# Super glue to strengthen snell knots?



## mr max (Apr 17, 2008)

I would appreciate some feed back from members on their use of super glue on snelled knots tied with flourocarbon line.Will it would reinforce my knot & give it a little extra insurance to keep the knot from slipping? Will it harm my line? What type of super glue liquid or gel?


----------



## Fish Scalper (Oct 31, 2009)

Superglue will weaken the line through the chemical reactions, don't use it.


----------



## Bad Bub (Jan 17, 2006)

I've never found a need to super glue a knot. If your knot won't hold on its own, either your tying it wrong or you need to be using a different knot...

Sent from my DROID RAZR using Ohub Campfire mobile app


----------



## Shad Rap (Nov 10, 2010)

Fish Scalper said:


> Superglue will weaken the line through the chemical reactions, don't use it.

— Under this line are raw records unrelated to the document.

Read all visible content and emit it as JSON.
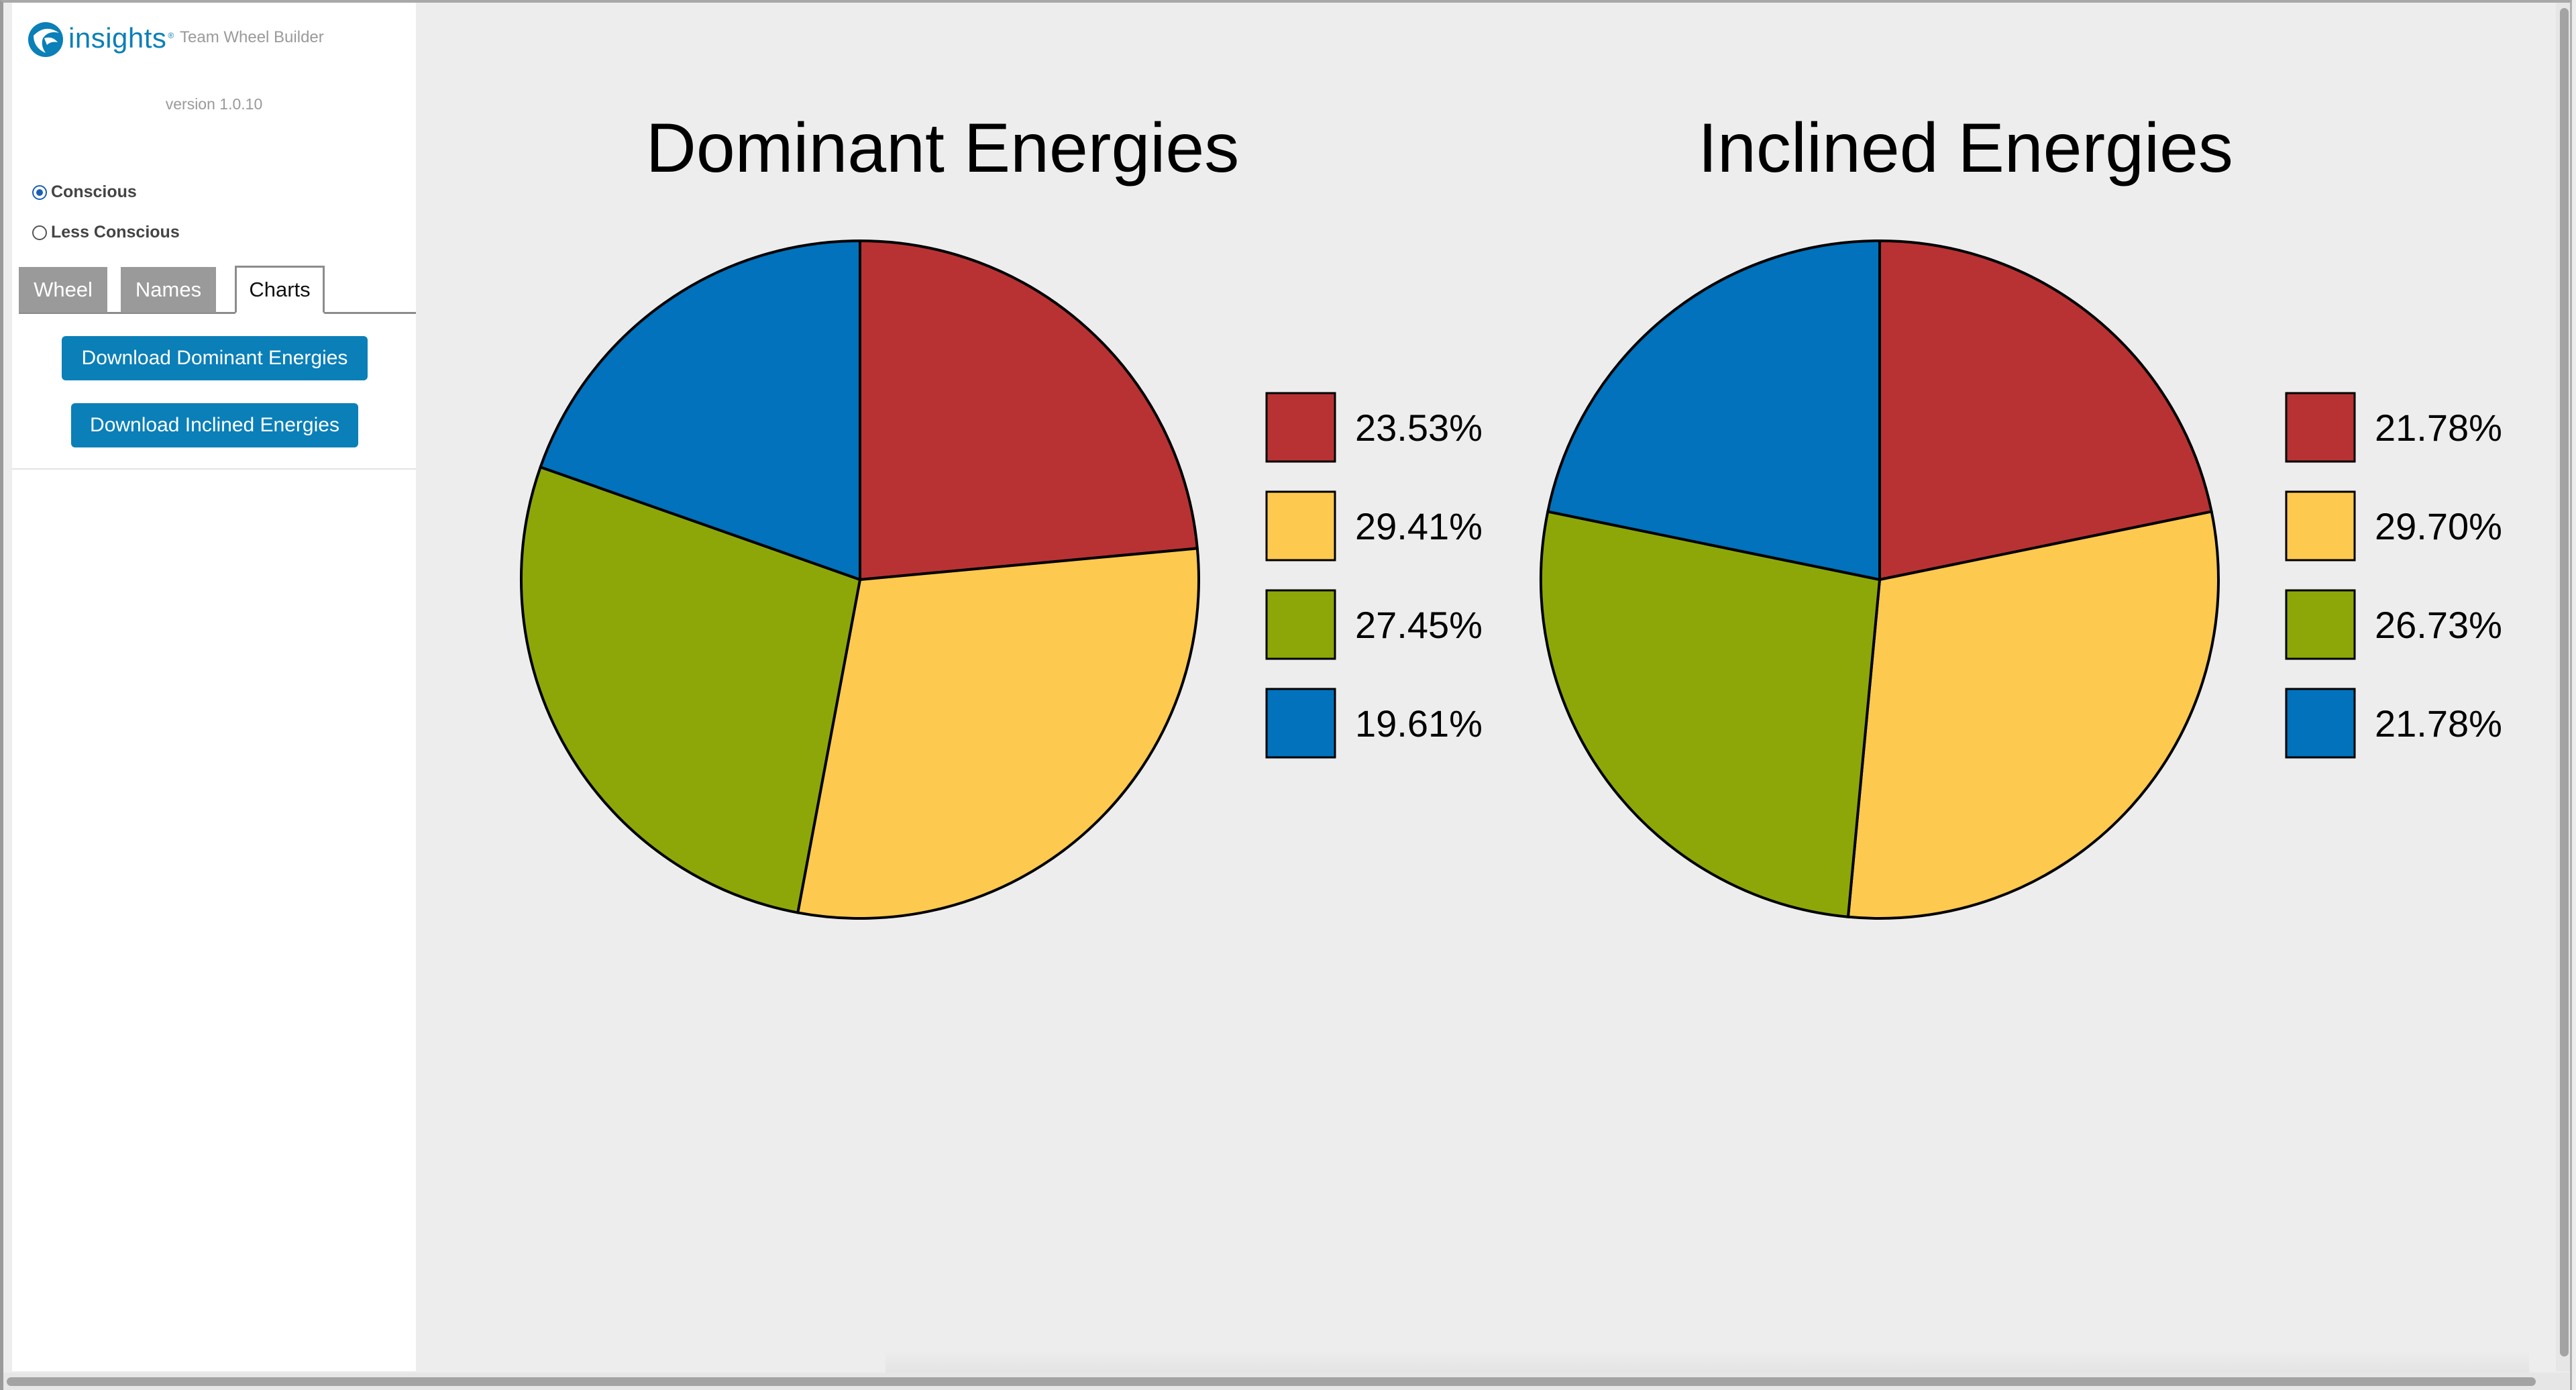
{
  "sidebar": {
    "logo_text": "insights",
    "logo_tm": "®",
    "app_name": "Team Wheel Builder",
    "version": "version 1.0.10",
    "radios": [
      {
        "label": "Conscious",
        "checked": true
      },
      {
        "label": "Less Conscious",
        "checked": false
      }
    ],
    "tabs": [
      {
        "label": "Wheel",
        "active": false
      },
      {
        "label": "Names",
        "active": false
      },
      {
        "label": "Charts",
        "active": true
      }
    ],
    "buttons": {
      "download_dominant": "Download Dominant Energies",
      "download_inclined": "Download Inclined Energies"
    }
  },
  "colors": {
    "red": "#b83234",
    "yellow": "#fdc94f",
    "green": "#8da709",
    "blue": "#0172bb",
    "button": "#0a7fb8"
  },
  "chart_data": [
    {
      "type": "pie",
      "title": "Dominant Energies",
      "categories": [
        "red",
        "yellow",
        "green",
        "blue"
      ],
      "values": [
        23.53,
        29.41,
        27.45,
        19.61
      ],
      "labels": [
        "23.53%",
        "29.41%",
        "27.45%",
        "19.61%"
      ],
      "legend": "right"
    },
    {
      "type": "pie",
      "title": "Inclined Energies",
      "categories": [
        "red",
        "yellow",
        "green",
        "blue"
      ],
      "values": [
        21.78,
        29.7,
        26.73,
        21.78
      ],
      "labels": [
        "21.78%",
        "29.70%",
        "26.73%",
        "21.78%"
      ],
      "legend": "right"
    }
  ]
}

This isn't true...been using loctite super glue on my flouro-to-braid knots for years...just a dab will do ya...pro's use it too.


----------



## big events (Jul 19, 2013)

Shad Rap said:


> This isn't true...been using loctite super glue on my flouro-to-braid knots for years...just a dab will do ya...pro's use it too.

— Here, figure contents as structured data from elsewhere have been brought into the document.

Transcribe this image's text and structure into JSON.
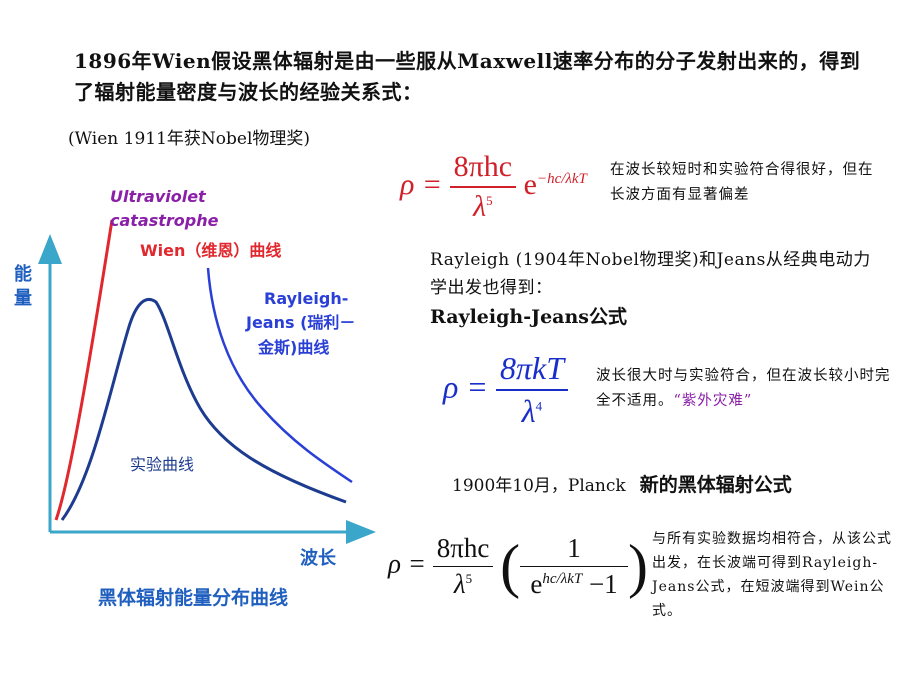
{
  "title": "1896年Wien假设黑体辐射是由一些服从Maxwell速率分布的分子发射出来的，得到了辐射能量密度与波长的经验关系式：",
  "subtitle": "(Wien 1911年获Nobel物理奖)",
  "wien_formula": {
    "lhs": "ρ =",
    "numerator": "8πhc",
    "denominator": "λ",
    "den_exp": "5",
    "exp_base": "e",
    "exponent": "−hc/λkT",
    "note": "在波长较短时和实验符合得很好，但在长波方面有显著偏差"
  },
  "rayleigh_text": "Rayleigh  (1904年Nobel物理奖)和Jeans从经典电动力学出发也得到：",
  "rj_formula_label": "Rayleigh-Jeans公式",
  "rj_formula": {
    "lhs": "ρ =",
    "numerator": "8πkT",
    "denominator": "λ",
    "den_exp": "4",
    "note_prefix": "波长很大时与实验符合，但在波长较小时完全不适用。",
    "note_highlight": "“紫外灾难”"
  },
  "planck_text": "1900年10月，Planck",
  "planck_bold": "新的黑体辐射公式",
  "planck_formula": {
    "lhs": "ρ =",
    "numerator": "8πhc",
    "denominator": "λ",
    "den_exp": "5",
    "inner_num": "1",
    "exp_base": "e",
    "exponent": "hc/λkT",
    "minus_one": "−1",
    "note": "与所有实验数据均相符合，从该公式出发，在长波端可得到Rayleigh-Jeans公式，在短波端得到Wein公式。"
  },
  "chart": {
    "y_label": "能量",
    "x_label": "波长",
    "caption": "黑体辐射能量分布曲线",
    "uv_label_1": "Ultraviolet",
    "uv_label_2": "catastrophe",
    "wien_label": "Wien（维恩）曲线",
    "rj_label_1": "Rayleigh-",
    "rj_label_2": "Jeans (瑞利－",
    "rj_label_3": "金斯)曲线",
    "exp_label": "实验曲线",
    "colors": {
      "axis": "#3aa6c9",
      "label": "#1f5fbf",
      "red": "#e0282e",
      "blue": "#2a3fd6",
      "dark_blue": "#1d3c8f",
      "purple": "#8a1fa8"
    }
  }
}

what knot do you use for this? I have a flouro or mono backing on my braid reels and use a blood knot.


----------



## Shad Rap (Nov 10, 2010)

big events said:


> what knot do you use for this? I have a flouro or mono backing on my braid reels and use a blood knot.

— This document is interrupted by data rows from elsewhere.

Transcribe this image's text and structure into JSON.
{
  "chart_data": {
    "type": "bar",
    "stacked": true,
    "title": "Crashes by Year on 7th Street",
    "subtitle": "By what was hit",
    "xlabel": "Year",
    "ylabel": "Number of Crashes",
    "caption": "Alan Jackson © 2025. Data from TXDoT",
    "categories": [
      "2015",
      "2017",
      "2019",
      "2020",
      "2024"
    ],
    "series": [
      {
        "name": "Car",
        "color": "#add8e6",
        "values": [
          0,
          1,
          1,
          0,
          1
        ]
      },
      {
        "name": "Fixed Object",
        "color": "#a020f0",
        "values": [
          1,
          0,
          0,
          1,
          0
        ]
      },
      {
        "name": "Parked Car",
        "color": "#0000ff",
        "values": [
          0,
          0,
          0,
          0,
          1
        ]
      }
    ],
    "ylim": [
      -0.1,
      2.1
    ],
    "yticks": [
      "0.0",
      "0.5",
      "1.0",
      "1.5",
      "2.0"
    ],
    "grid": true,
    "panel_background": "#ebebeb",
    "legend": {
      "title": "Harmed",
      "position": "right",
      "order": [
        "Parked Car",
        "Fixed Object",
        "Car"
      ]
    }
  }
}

I use the double uni knot on my flouro leaders...you wouldn't need to use a double uni for a backing knot though...but it is the best(personal opinion) flouro leader knot out there...you just want to make sure you loop it around about three more times on the braid side than the flouro side...you don't want the braid side knot to be too small or it may pull through the flouro side...although I've never had this happen...just seems logical.


----------